Quests over questions
So far this might sound a bit semantic or abstract, but I want you to understand this as something deeply pragmatic. So let's compare a traditional approach and a game design approach to the same common problem:
Question What is monthly ARR?
Approach Build a dashboard that shows a chart of monthly ARR at the top of a dashboard, allow filtering on time periods and relevant dimensions. Move the card to done.
Quest Increase monthly ARR.
Approach Talk with stakeholders to identify possible levers for increasing ARR. Build a data app that integrates operational actions and views into these levers. Set a goal for the next 30 days and build monitoring for progress towards that goal into the dashboard. Slice the metric(s) down to where you can receive feedback on a human time scale. Have people play the game. Take action and refine repeatedly.
You’ll notice there’s a lot more interaction and iteration with the game design approach. It takes more resources to do less things. The trade off is, those things might actually matter. If we want to avoid building multi-billion dollar vacuous panopticons of metrics that we ourselves have little faith in the impact of, we have to reconcile with our lack of intentionality. We have to start treating our internal stakeholders as real customers who deserve satisfying, delightful experiences that help them achieve their goals. And we have to get clear on what those goals are.
We don't often leave you with homework in the Roundup, but I would encourage you, if this is resonant, to try applying this practically in your work over the next month. What's one data product (an app, a dashboard, a dataset) that you could bring this game design approach to? Identify it, and then work through:
What are the different available environments? How are you balancing depth vs breadth and why?
Who are the characters? What are their goals and conflicts?
What sort of mechanics are there for interacting with the environments and the characters?
How do people learn about the way to play?
And most importantly: What are the quests? How do you progress? How do you keep score?
Thanks for reading The Analytics Engineering Roundup! Subscribe for free to receive new posts.
Meanwhile, in other parts of the map
The illustrious Josh Wills gives a state of the union on my personal favorite dbt adapter, dbt-duckdb (and its pirate cousins Buena Vista and DuckDBT). I laughed, I cried, I gasped, and I enjoyed a small sense of pride as dbt Labs’ very own DuckDB-based project, the Core Quickstart, got a shout out.
Justin brings his signature clarity to a topic that’s under-studied in analytics engineering, the ORM. You know how the software developers you work with do things that break your data? That stuff probably was handled by an ORM! If you want to better understand and communicate with the devs who generate a lot of the data you work with, understanding these systems is key. Especially relevant as our ecosystem wrangles more seriously with mesh structures and data contracts.
Expand and Contract
Speaking of contracts, PayPal released their data contract template in May. Honestly, I still look at it every couple weeks. If you’re equally fascinated by the ideas of mesh structures and a YAML spec the length of War and Peace, you should join me in regular perusing. There are a lot of ideas in this repo.

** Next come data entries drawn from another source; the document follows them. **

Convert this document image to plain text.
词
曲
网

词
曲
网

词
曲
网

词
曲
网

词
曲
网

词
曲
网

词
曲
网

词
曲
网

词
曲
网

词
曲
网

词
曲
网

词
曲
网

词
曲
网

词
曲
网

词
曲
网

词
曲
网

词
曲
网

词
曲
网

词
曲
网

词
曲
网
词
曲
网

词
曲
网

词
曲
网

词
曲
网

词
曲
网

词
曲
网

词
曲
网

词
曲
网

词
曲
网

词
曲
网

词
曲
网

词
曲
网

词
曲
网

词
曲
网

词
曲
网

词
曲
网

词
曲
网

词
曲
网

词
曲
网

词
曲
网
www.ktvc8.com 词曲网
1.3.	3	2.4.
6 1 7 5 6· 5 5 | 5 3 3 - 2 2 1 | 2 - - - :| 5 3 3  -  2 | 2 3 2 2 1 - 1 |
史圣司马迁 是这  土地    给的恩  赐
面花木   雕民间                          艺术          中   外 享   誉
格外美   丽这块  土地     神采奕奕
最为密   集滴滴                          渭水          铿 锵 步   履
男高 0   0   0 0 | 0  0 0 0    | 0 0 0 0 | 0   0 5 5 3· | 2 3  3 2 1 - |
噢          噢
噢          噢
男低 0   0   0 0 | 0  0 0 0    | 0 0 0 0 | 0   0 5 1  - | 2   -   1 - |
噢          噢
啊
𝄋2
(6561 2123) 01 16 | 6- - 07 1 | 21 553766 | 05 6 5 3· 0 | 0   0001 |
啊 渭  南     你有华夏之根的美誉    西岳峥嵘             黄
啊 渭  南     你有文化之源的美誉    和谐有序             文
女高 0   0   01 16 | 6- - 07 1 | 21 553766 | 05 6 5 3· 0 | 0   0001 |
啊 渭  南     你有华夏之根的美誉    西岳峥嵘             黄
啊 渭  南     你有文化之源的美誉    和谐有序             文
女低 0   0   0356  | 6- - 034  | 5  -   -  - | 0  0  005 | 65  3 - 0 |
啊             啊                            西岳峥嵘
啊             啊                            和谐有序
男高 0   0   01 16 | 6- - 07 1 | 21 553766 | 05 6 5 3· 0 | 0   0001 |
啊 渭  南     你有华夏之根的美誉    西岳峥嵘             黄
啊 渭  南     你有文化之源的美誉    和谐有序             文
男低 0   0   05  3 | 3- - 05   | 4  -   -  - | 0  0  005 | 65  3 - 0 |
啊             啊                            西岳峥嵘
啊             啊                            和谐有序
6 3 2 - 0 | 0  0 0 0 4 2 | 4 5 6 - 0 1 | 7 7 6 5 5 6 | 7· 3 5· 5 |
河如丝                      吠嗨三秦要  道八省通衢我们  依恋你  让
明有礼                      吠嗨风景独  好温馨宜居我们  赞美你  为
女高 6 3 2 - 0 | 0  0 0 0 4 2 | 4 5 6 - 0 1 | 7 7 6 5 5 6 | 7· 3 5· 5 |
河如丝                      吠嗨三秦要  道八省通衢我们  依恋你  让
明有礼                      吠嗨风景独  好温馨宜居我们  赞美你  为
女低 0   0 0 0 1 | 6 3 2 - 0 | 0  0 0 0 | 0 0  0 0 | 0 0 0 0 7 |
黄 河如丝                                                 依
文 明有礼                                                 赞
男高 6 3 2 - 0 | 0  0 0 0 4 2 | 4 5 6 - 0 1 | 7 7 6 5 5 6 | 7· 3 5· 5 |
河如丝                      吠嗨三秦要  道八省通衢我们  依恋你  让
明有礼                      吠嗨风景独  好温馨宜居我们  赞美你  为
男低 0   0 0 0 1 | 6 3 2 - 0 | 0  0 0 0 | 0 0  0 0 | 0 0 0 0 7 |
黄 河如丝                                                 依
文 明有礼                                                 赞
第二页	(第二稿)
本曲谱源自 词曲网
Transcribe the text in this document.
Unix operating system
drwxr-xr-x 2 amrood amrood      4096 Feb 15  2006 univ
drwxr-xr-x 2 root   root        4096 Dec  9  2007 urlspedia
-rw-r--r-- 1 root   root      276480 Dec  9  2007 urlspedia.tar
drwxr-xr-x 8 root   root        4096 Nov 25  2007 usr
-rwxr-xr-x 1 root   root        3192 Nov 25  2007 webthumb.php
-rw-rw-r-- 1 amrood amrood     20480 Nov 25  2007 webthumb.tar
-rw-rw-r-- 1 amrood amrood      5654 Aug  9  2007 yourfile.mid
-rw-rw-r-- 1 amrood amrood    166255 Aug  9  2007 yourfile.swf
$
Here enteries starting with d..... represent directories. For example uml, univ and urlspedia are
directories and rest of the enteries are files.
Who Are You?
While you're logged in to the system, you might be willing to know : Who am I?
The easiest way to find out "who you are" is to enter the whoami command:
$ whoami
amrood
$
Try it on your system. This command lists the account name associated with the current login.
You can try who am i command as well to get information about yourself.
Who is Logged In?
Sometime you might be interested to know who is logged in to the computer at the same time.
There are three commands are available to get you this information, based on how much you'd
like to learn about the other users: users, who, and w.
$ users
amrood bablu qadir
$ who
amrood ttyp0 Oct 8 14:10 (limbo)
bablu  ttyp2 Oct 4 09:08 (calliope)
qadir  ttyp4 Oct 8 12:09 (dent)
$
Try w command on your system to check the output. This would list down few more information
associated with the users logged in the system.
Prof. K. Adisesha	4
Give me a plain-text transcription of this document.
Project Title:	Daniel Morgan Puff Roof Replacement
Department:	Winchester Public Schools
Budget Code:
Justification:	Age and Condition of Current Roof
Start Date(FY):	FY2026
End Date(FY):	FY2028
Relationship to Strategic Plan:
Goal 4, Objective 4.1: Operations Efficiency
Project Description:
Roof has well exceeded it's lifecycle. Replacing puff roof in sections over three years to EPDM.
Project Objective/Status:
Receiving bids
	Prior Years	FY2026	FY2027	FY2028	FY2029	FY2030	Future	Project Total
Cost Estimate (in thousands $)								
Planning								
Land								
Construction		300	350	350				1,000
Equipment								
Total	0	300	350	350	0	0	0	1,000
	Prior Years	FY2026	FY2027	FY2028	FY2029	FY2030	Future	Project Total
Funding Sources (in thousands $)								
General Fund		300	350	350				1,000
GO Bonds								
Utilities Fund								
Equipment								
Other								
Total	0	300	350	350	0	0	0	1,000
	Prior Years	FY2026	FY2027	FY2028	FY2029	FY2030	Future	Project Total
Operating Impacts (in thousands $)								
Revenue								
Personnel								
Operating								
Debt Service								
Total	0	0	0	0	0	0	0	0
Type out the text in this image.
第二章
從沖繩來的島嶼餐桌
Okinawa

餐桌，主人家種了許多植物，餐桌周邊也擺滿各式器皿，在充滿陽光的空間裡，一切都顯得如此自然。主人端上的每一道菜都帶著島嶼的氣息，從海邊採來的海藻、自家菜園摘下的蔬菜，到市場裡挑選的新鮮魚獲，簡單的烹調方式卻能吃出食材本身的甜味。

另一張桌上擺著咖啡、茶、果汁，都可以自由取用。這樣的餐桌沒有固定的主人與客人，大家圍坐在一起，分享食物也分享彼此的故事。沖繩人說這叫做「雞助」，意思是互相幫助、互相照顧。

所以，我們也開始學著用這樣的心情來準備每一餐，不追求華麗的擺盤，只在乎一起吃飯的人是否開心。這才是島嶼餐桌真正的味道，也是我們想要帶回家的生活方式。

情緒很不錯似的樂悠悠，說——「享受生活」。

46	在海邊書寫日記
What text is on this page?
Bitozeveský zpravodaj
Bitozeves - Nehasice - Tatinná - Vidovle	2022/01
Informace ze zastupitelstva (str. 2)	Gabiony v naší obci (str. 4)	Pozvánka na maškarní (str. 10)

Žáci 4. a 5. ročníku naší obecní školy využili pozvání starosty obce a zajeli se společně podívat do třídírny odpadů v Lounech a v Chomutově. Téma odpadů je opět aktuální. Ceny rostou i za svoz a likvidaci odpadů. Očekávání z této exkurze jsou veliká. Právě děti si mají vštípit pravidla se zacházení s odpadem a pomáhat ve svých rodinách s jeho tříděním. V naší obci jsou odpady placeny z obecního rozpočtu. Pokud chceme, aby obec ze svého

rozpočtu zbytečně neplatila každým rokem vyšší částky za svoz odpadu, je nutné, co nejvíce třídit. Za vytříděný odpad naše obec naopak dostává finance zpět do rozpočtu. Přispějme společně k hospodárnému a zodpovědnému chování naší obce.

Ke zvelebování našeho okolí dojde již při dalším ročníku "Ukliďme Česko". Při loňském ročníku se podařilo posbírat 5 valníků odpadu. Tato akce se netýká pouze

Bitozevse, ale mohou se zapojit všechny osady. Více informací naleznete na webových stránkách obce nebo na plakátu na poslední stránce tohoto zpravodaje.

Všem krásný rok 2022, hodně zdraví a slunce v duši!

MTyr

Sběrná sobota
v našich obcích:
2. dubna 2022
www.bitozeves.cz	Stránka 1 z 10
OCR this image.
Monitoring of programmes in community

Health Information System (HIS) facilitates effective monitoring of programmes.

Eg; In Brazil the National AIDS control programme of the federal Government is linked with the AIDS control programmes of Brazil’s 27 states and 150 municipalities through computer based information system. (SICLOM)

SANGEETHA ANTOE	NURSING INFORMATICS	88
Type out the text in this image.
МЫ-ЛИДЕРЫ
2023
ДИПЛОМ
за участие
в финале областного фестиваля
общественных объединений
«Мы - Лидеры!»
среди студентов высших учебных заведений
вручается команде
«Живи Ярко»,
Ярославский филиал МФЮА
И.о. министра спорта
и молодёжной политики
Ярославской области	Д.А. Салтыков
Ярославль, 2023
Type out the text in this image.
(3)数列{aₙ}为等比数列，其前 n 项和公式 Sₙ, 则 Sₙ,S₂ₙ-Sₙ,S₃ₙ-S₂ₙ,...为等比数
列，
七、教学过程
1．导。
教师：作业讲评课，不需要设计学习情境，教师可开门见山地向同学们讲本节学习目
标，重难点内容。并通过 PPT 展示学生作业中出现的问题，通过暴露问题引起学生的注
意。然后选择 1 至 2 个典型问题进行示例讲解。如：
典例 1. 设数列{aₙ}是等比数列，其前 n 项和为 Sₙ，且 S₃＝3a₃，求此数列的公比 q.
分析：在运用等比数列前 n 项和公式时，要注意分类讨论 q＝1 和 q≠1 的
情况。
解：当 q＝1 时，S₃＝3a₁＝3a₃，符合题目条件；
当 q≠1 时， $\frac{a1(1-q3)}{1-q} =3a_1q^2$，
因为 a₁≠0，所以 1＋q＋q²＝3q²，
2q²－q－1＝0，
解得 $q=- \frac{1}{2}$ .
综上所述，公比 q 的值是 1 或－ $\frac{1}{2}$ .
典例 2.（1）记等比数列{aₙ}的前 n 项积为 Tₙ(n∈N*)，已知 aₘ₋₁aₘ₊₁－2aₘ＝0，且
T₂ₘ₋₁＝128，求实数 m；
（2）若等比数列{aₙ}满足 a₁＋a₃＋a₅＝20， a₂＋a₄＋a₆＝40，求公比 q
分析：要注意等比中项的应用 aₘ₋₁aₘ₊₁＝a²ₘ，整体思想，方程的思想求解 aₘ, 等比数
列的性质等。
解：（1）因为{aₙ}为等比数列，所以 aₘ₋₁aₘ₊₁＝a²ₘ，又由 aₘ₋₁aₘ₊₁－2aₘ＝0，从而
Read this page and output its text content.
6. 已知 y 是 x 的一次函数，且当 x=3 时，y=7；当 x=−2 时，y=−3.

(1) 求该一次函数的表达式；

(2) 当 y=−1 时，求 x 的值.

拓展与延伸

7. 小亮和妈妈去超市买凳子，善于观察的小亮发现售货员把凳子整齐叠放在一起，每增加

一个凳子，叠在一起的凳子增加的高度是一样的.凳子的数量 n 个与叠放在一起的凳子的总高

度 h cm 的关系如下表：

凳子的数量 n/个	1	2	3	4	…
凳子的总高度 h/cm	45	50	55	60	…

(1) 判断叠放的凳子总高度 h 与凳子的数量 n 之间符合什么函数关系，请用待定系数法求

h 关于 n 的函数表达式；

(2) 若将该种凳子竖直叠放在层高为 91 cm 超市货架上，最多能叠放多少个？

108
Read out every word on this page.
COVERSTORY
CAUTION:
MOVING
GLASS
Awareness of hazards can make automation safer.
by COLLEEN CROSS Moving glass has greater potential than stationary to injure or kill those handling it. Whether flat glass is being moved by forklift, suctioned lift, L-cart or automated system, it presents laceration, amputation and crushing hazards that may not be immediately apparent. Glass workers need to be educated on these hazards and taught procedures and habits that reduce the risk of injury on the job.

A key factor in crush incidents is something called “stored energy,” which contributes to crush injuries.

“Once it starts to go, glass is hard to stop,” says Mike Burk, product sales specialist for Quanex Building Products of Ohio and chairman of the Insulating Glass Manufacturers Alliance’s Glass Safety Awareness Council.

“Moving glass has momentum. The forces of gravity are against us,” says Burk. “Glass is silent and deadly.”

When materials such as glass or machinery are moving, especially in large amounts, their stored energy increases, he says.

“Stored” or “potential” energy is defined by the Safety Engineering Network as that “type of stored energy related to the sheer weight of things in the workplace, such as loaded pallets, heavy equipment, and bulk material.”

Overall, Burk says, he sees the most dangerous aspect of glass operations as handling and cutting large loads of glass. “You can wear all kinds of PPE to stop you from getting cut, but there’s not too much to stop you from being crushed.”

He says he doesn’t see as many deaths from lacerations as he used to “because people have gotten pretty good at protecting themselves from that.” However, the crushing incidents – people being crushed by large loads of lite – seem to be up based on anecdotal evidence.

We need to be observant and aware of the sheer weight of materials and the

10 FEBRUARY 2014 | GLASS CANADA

Particularly me, enthusiastically.
Sue me for dreaming of retirement to an adorably haunted library in Portland with my sassy magical cat familiar.
Potential future roundups, all.
Within these constraints, the story of No Man's Sky is illuminating. This was a game that touted groundbreaking volume of procedurally generated levels, but was roundly dismissed as an empty disappointment on delivery. The developers stuck with it, and it's now a beloved game, but they didn't get there by saying 'let's double the number of planets'. No, they focused on adding more unique mechanics, more goals for you to choose and achieve.